A detailed discussion by James Dellow on the Enterprise 2.0 report from AIIM. As James notes, there are lots of graphs. The data comes from 441 responses to a web-based survey instrument and about a third of respondents were IT personnel - so at best we have indication of trends rather than anything too reliable. However given the paucity of data available - we have some material from Forrester (most of it not in the public domain) and Melcrum's report on social media & employee engagement.

So let's have a quick canter through:
  • Like James, I like the vaguely collaborative nature of Section 1: Defining Enterprise 2.0. We get Andrew McAfee, Dave Weinberger, Patti Anklam & others shooting the sugar about what E2.0 means, maaaan. The debates about the definition are more interesting than the definition itself. And I like how they have pretty much reprinted the emails.
  • Section 2 on Tech is a bit blahblahblah - nothing we haven't heard before - and I'm with James in being unconvinced by the 1.0, 1.5, 2.0 split. Figure 2 is pretty much what you'd expect with wikis at the top of the pops (2 years ago blogs would have been at number 2 instead of SNS). Figure 3 is also what you'd expect - the most E2.0 tools are generally the ones with least awareness - blogs being the honourable exception probably due to the hoohah about them since 2004. "Search" scores heavily as a E2.0 tool - but I take that to be i. an example of Google's marketing prowess & ii. a damning indictment of the last decade of attempts at enterprise search solutions. Is search E2.0? I guess it depends how it's done, baby...

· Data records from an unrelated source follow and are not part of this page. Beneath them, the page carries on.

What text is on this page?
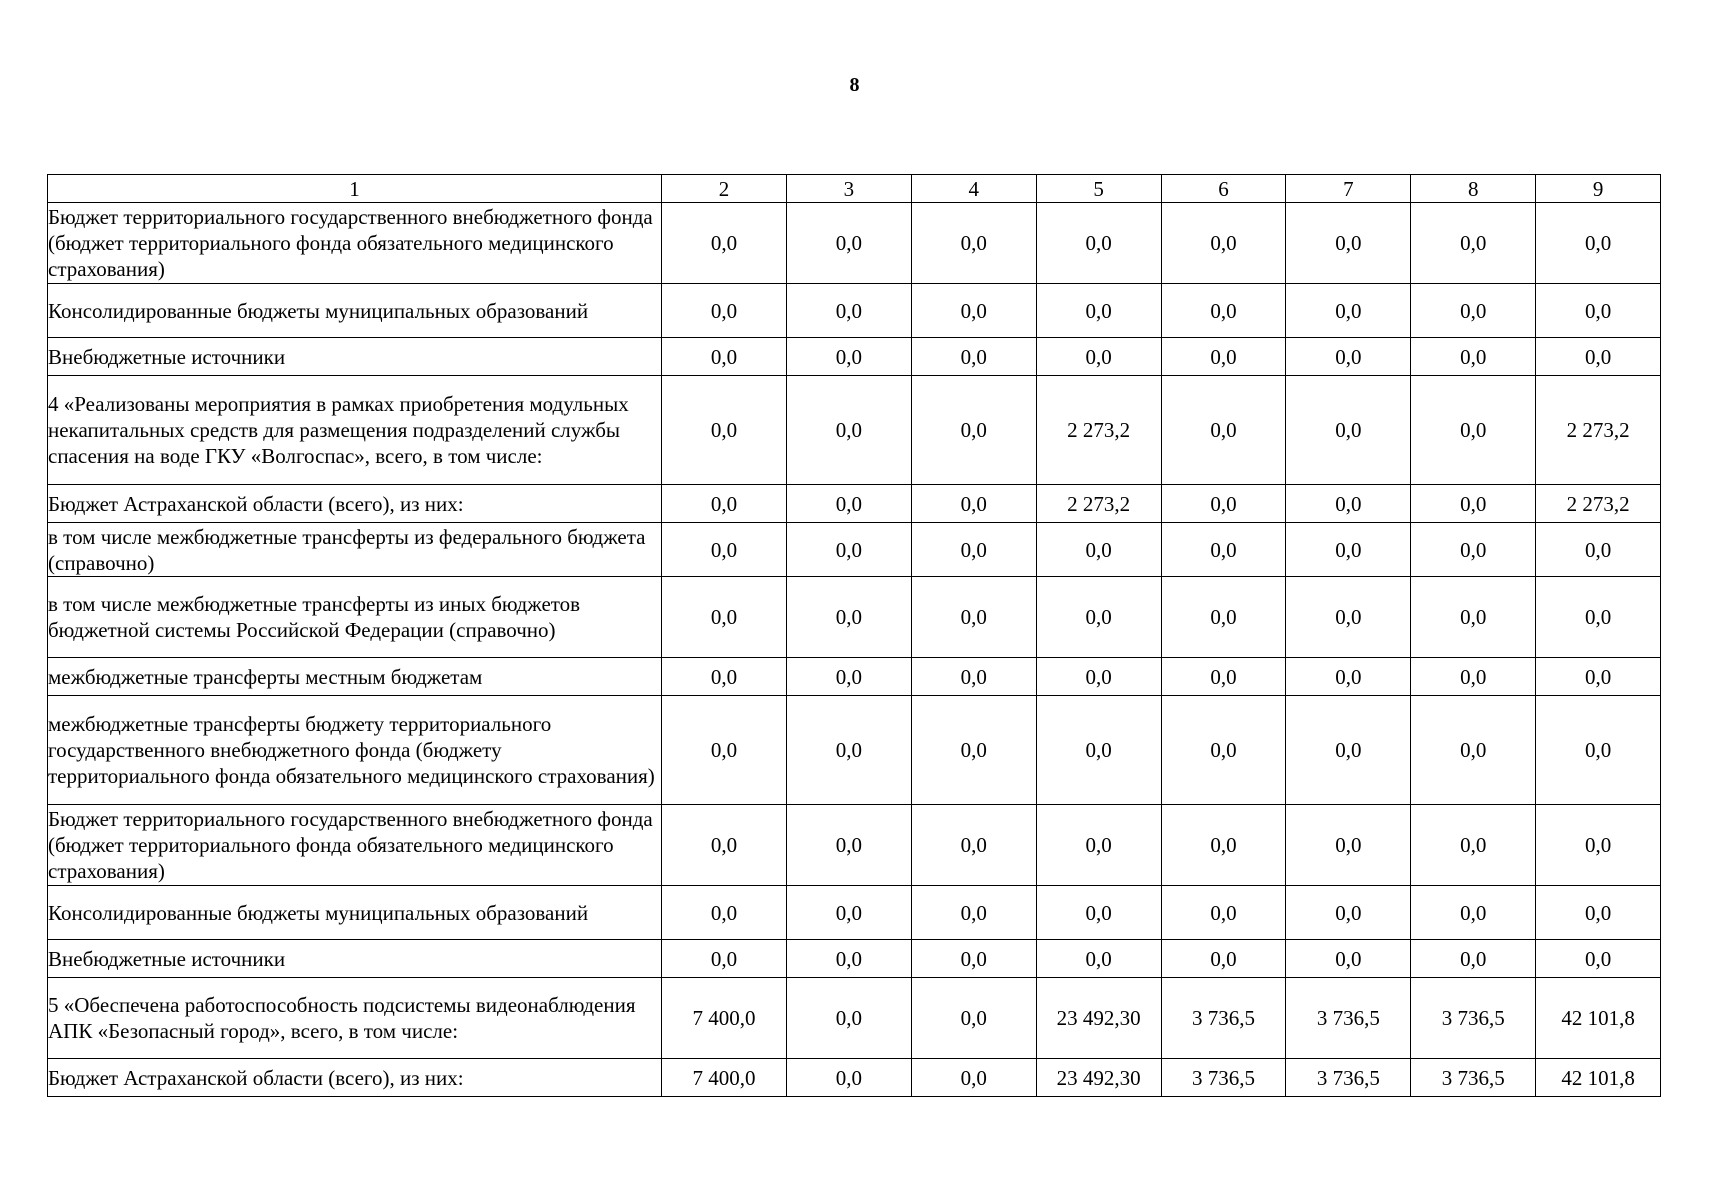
8
1	2	3	4	5	6	7	8	9
Бюджет территориального государственного внебюджетного фонда (бюджет территориального фонда обязательного медицинского страхования)	0,0	0,0	0,0	0,0	0,0	0,0	0,0	0,0
Консолидированные бюджеты муниципальных образований	0,0	0,0	0,0	0,0	0,0	0,0	0,0	0,0
Внебюджетные источники	0,0	0,0	0,0	0,0	0,0	0,0	0,0	0,0
4 «Реализованы мероприятия в рамках приобретения модульных некапитальных средств для размещения подразделений службы спасения на воде ГКУ «Волгоспас», всего, в том числе:	0,0	0,0	0,0	2 273,2	0,0	0,0	0,0	2 273,2
Бюджет Астраханской области (всего), из них:	0,0	0,0	0,0	2 273,2	0,0	0,0	0,0	2 273,2
в том числе межбюджетные трансферты из федерального бюджета (справочно)	0,0	0,0	0,0	0,0	0,0	0,0	0,0	0,0
в том числе межбюджетные трансферты из иных бюджетов бюджетной системы Российской Федерации (справочно)	0,0	0,0	0,0	0,0	0,0	0,0	0,0	0,0
межбюджетные трансферты местным бюджетам	0,0	0,0	0,0	0,0	0,0	0,0	0,0	0,0
межбюджетные трансферты бюджету территориального государственного внебюджетного фонда (бюджету территориального фонда обязательного медицинского страхования)	0,0	0,0	0,0	0,0	0,0	0,0	0,0	0,0
Бюджет территориального государственного внебюджетного фонда (бюджет территориального фонда обязательного медицинского страхования)	0,0	0,0	0,0	0,0	0,0	0,0	0,0	0,0
Консолидированные бюджеты муниципальных образований	0,0	0,0	0,0	0,0	0,0	0,0	0,0	0,0
Внебюджетные источники	0,0	0,0	0,0	0,0	0,0	0,0	0,0	0,0
5 «Обеспечена работоспособность подсистемы видеонаблюдения АПК «Безопасный город», всего, в том числе:	7 400,0	0,0	0,0	23 492,30	3 736,5	3 736,5	3 736,5	42 101,8
Бюджет Астраханской области (всего), из них:	7 400,0	0,0	0,0	23 492,30	3 736,5	3 736,5	3 736,5	42 101,8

  • Section 3 looks at the primary business drivers (oo-er). The message here is that E2.0 is primarily about collaboration. Which I don't have a problem with. The IT-centric nature of the survey sample can be seen in Figure 10 - "yes we all know what open source is". Based on a decade of experience, I would disagree that 53% of the respondents fully understand the term "Knowledge Management" but lets not teleport into that world of pain. Figure 12 is interesting in that E2.0 is not seen as well suited to individuals. This is probably because we think of E2.0 as "social" or "collaborative" and completely opposed to individualistic applications. But in fact, E2.0 stuff offers individuals a powerful set of tools for Personal Knowledge Management (PKM). And if they are to succeed, they have to appeal to individuals first AND THEN groups. Work is done by individuals within groups NOT by groups themselves.
  • Figure 22 in Section 4 makes a nice complement to Figures 2 & 3. I am intrigued that mashups rank so highly - again this may be due to the IT-centric survey sample. It's like to see those figures split out by the role demographic of respondents (IT vs. everyone else). Figure 28 says that USERS are driving all this. Figure 30 indicates that most uses of E2.0 tools are tactical and Figure 34 will get consultants rubbing their hands in glee while Figure 36 will get them quiet again.
  • Section 5 on generational & cultural attitudes is way too prominent but might allow a more nuanced discussion of the "Gen Y love it / Boomers hate it" non-debate. We don't know much about the KM-inclined group except that they are, well, "KM-inclined". Which makes them love E2.0 more.
  • Section 6 should be the important one. It's the one with the conclusions. It says a lot of very sensible things about culture and continuums of engagement/collaboration vs. protectionism/control. But it could say a whole lot more. Let's hope that over the coming weeks, both authors will.

And finally, why is this report only available as a single, clunky, dowdy PDF? How Enterprise 2.0 is that?